The goal of the project is to develop a classification model that classifies whether a tweet about a product or brand is positive, negative or neutral.
- 001.Data_Cleaning.ipynb Contains initial cleaning steps
- 010.Preprocessing_Feature_Engineering.ipynb Contains full text preprocessing steps
- 020.Model_BoW.ipynb Classification using count vectors and TF-IDF vectors
- 022.Model_RNN.ipynb Classification using LSTM + Word Embedding
- 023.Model_BERT.ipynb Classification using BERT through PyTorch (google colab)
- custom_functions.py Custom function used for BoW evaluation
Data was sourced from data.world, which provided over 8000 tweets that have been classified to be whether positive, negative, or neutral by human contributors.

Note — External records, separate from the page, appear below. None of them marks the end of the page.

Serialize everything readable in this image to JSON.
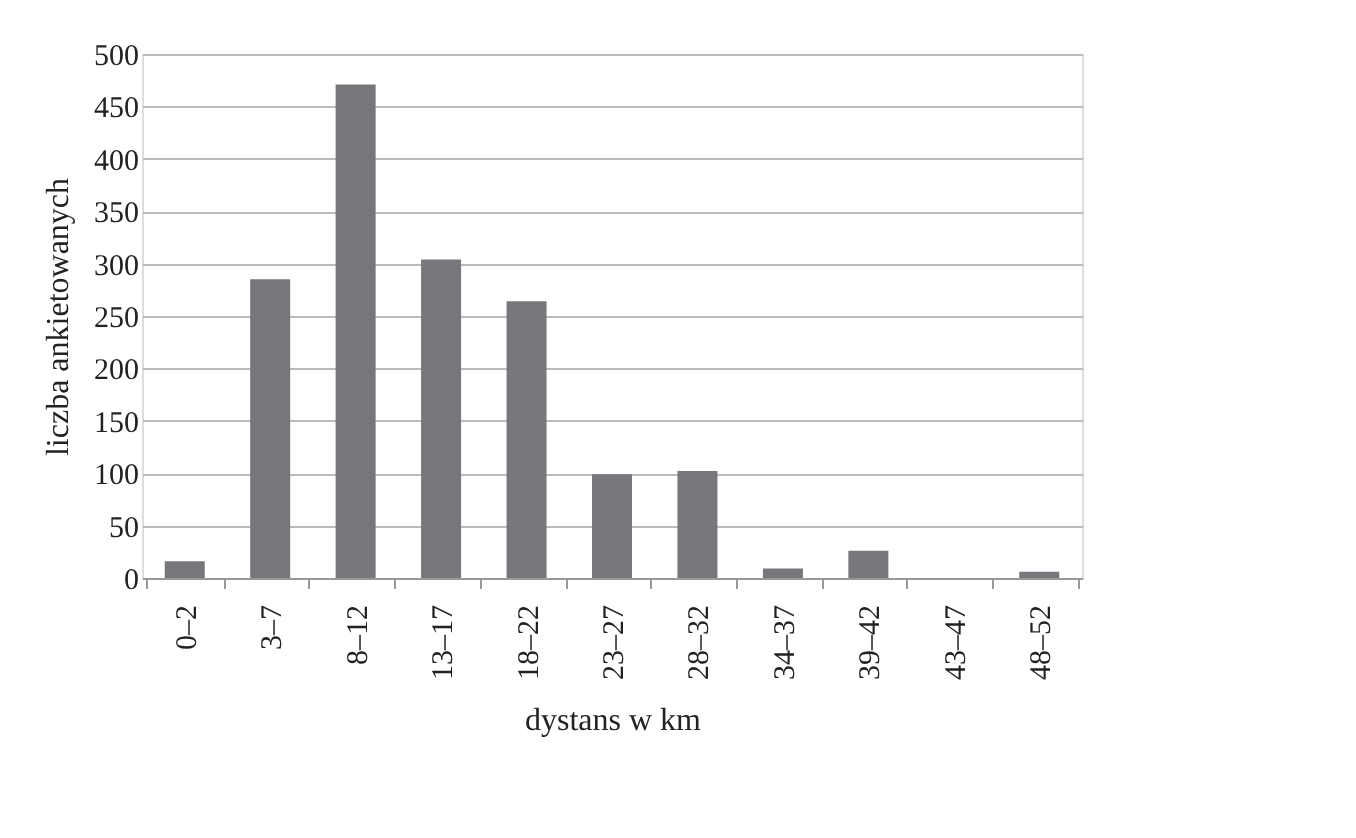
{
  "chart_data": {
    "type": "bar",
    "xlabel": "dystans w km",
    "ylabel": "liczba ankietowanych",
    "categories": [
      "0–2",
      "3–7",
      "8–12",
      "13–17",
      "18–22",
      "23–27",
      "28–32",
      "34–37",
      "39–42",
      "43–47",
      "48–52"
    ],
    "values": [
      16,
      285,
      471,
      304,
      264,
      99,
      102,
      9,
      26,
      0,
      6
    ],
    "color": "#76777b",
    "ylim": [
      0,
      500
    ],
    "yticks": [
      0,
      50,
      100,
      150,
      200,
      250,
      300,
      350,
      400,
      450,
      500
    ],
    "grid": "y"
  }
}
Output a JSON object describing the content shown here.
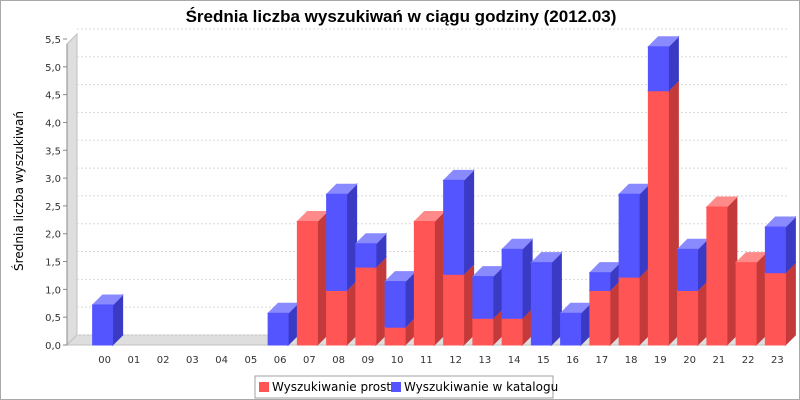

After removing all tweets classified to be "I can't tell", the tweets were split into train, valid, test sets (7:1.5:1.5). Our final training data consists of 2,651 tweets with no emotion, 1,545 positive, and 292 negative.

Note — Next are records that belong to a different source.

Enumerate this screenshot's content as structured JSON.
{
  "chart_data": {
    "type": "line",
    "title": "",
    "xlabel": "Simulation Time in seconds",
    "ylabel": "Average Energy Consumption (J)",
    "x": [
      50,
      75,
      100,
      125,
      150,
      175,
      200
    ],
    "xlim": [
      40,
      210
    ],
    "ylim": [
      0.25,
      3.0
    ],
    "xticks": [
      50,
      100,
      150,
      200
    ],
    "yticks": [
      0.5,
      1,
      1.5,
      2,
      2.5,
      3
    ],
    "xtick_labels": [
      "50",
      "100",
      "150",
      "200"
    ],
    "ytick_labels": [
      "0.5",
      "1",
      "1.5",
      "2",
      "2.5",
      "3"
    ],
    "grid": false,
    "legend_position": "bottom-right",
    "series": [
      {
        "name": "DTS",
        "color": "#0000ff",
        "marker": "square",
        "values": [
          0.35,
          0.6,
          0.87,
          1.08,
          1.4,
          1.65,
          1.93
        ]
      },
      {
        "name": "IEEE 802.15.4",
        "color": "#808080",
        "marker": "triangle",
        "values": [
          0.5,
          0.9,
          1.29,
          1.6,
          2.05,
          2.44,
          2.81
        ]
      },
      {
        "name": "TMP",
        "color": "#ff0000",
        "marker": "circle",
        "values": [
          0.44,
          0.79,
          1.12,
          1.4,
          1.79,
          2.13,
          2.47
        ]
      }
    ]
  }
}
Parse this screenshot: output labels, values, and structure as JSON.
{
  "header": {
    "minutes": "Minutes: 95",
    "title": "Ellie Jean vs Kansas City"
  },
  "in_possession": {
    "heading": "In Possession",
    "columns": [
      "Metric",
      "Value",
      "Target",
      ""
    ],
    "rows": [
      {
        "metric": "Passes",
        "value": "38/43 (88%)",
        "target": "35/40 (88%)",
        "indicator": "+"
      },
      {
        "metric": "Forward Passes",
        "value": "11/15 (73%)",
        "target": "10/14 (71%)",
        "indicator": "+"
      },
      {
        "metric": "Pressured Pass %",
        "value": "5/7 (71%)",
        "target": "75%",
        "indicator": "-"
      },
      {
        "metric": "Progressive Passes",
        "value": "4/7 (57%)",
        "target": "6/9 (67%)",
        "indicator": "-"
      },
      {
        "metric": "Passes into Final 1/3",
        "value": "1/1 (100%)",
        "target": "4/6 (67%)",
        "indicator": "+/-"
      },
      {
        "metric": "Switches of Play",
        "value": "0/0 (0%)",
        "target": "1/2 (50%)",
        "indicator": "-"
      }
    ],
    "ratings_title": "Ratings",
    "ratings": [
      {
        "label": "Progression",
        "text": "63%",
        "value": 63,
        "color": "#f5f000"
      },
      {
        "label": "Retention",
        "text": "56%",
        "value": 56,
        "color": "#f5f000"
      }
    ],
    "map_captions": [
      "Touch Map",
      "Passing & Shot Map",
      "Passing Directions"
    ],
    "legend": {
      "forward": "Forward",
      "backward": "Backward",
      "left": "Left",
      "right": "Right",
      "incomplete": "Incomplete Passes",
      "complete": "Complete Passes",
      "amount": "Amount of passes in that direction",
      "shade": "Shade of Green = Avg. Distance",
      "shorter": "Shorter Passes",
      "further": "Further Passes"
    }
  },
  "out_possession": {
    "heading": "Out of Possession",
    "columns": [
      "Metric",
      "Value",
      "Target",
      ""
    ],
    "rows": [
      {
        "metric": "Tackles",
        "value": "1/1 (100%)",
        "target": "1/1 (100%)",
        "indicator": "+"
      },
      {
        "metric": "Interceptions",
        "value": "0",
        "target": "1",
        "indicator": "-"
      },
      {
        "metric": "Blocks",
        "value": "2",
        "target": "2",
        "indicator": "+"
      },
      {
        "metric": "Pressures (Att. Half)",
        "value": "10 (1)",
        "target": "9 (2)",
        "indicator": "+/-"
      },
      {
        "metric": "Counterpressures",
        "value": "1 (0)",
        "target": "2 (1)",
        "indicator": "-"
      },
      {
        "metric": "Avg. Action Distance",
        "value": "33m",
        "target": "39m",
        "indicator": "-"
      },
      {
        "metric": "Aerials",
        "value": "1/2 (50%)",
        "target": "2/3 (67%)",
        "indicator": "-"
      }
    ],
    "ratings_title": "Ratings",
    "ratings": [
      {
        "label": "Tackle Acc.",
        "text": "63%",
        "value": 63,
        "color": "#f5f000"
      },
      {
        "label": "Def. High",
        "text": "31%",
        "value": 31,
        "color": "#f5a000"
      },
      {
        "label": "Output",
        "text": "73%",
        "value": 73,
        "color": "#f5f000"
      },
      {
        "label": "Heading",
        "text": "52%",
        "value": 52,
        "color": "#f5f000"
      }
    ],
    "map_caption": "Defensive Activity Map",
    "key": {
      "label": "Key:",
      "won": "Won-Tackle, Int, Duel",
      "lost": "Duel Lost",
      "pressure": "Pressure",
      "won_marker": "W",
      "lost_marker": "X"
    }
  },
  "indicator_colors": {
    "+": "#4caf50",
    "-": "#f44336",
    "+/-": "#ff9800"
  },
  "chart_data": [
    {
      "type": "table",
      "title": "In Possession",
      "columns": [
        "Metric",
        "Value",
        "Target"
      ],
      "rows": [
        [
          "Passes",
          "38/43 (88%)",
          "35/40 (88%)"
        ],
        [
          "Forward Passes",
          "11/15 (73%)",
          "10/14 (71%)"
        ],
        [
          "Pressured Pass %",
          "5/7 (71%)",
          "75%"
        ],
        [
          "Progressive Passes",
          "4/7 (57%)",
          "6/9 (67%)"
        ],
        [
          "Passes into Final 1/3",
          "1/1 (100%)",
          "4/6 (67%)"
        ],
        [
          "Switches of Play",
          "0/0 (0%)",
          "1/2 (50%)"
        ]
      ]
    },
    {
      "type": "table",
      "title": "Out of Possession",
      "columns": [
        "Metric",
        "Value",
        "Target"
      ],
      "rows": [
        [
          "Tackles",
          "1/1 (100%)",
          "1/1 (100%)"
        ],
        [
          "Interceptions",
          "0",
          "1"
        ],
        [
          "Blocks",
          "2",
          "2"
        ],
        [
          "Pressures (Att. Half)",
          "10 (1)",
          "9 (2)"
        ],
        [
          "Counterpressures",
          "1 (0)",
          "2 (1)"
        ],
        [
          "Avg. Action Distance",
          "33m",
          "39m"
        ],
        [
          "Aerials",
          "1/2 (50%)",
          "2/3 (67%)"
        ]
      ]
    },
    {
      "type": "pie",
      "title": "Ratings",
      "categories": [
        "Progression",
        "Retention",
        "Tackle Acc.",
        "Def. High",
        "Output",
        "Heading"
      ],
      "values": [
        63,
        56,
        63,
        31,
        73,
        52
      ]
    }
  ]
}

A standard NLP preprocessing was applied. Details are as below...
- Converted to lowercase
- Removed HTML symbols, punctuations, digits, links, mentions
- Any words that can bias the results removed (e.g. brand, product, event names)
- Lemmatized using WordNetLemmatizer
- Tokenized
In order to reduce overall dimensions, similarities between low frequency words and other words were computed and low-frequency words were replaced with the most similar word if their cosine similarity was above .8.
Additionally, the percentage of capitalized characters, a number of exclamation points, question marks, links, mentions, tags were computed for additional analysis.
Both sensitivity and precision are equally important in our business case, so I used f1-score as our evaluation metrics. I took the macro-average across all classes, as we have pretty significant class imbalance.
Largely I used the Bag of Words approach and the deep learning approach. For the Bag of Words models, I calculated the simple count vectors and TF-IDF vectors and ran it through the Naive Bayes and SVM. For deep learning approach, an LSTM model was tested with and without the GloVe word embedding weights (pretrained 200d Twitter data). Lastly BERT with PyTorch (on Google Colab) was tested.
Model | Accuracy | Macro_F1 | Cohen's Kappa |
---|---|---|---|
Baseline | 0.48 | 0.34 | 0.01 |
Count Vectors + Naive Bayes | 0.55 | 0.45 | 0.21 |
Count Vectors + SVM | 0.61 | 0.49 | 0.26 |
TF-IDF + Naive Bayes | 0.55 | 0.47 | 0.24 |
TF-IDF + SVM | 0.61 | 0.46 | 0.25 |
LSTM + GloVe | 0.68 | 0.46 | 0.32 |
LSTM + GloVe iteration | 0.63 | 0.50 | 0.29 |
BERT (PyTorch) | 0.67 | 0.48 | 0.31 |
Overall performance was not yet optimal. Generally the model sacrificed great deal of accuracy, trying to capture the minority class (negative emotion). The current approach will improve with more data especially with the negative emotion.
Layer (type) | Output Shape | Param # |
---|---|---|
embedding_28 (Embedding) | (None, 19, 200) | 600000 |
dropout_19 (Dropout) | (None, 19, 200) | 0 |
lstm_28 (LSTM) | (None, 200) | 320800 |
dense_50 (Dense) | (None, 200) | 40200 |
dense_51 (Dense) | (None, 3) | 603 |
Final model showed overll 63% of accuracy with Cohen's Kappa of 0.29 and .50 macro-average F1-score.
Looking at the Shapley value shows that words that contribute the most to negative emotion is rather ambiguous at this point.
As discussed above, current model has a high variance issue due to small amount of negative emotion data. Collecting more data will improve our model further.